A few years ago, Mandy Smith-Haber survived a serious car accident that altered her life’s course and ultimately lead her to Yorkville University in pursuit of a new passion.
It was in that fateful crash that the 43-year-old single mom of two boys sustained injuries that prevented her from continuing her previous career as a dental assistant.
But the Calgary native refused to let her misfortune limit or define her, she simply chose to walk a different – and ultimately more fulfilling – career path instead.
“Life dealt me a certain hand and there wasn’t any other option but to find something else, so I went back to things I was passionate about – and I really have an affinity and a need to help people,” Smith-Haber said of her mid-life career shift.
That’s when she discovered Yorkville’s Masters of Arts in Counselling Psychology (MACP) – the online degree program she graduated from during Yorkville’s biennial convocation ceremony in Fredericton in June 2019.

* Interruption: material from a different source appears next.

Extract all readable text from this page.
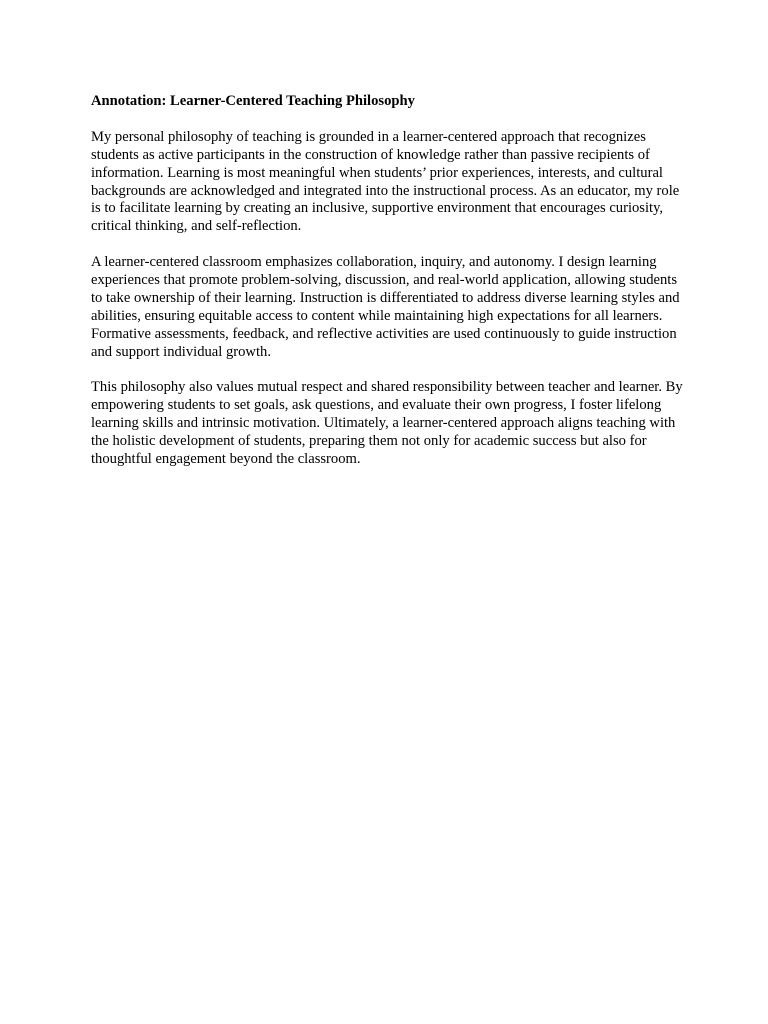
Annotation: Learner-Centered Teaching Philosophy

My personal philosophy of teaching is grounded in a learner-centered approach that recognizes students as active participants in the construction of knowledge rather than passive recipients of information. Learning is most meaningful when students’ prior experiences, interests, and cultural backgrounds are acknowledged and integrated into the instructional process. As an educator, my role is to facilitate learning by creating an inclusive, supportive environment that encourages curiosity, critical thinking, and self-reflection.

A learner-centered classroom emphasizes collaboration, inquiry, and autonomy. I design learning experiences that promote problem-solving, discussion, and real-world application, allowing students to take ownership of their learning. Instruction is differentiated to address diverse learning styles and abilities, ensuring equitable access to content while maintaining high expectations for all learners. Formative assessments, feedback, and reflective activities are used continuously to guide instruction and support individual growth.

This philosophy also values mutual respect and shared responsibility between teacher and learner. By empowering students to set goals, ask questions, and evaluate their own progress, I foster lifelong learning skills and intrinsic motivation. Ultimately, a learner-centered approach aligns teaching with the holistic development of students, preparing them not only for academic success but also for thoughtful engagement beyond the classroom.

With two busy young boys at home, Smith-Haber knew she wouldn’t be able to juggle the demands of a regular, in-class program, but Yorkville’s online offerings provided her with the flexibility she needed to succeed, she said.
“For myself, had I been in a traditional program, I likely would not have been able to complete my degree with the demands of my life,” she said, noting that, while demanding, Yorkville’s online program also proved very accessible.
“For me, having not being in school for so long, it was a little bit scary and a little bit overwhelming at first trying to juggle single-mom life as well as recovering from this car accident. But it was a really, really incredible experience.”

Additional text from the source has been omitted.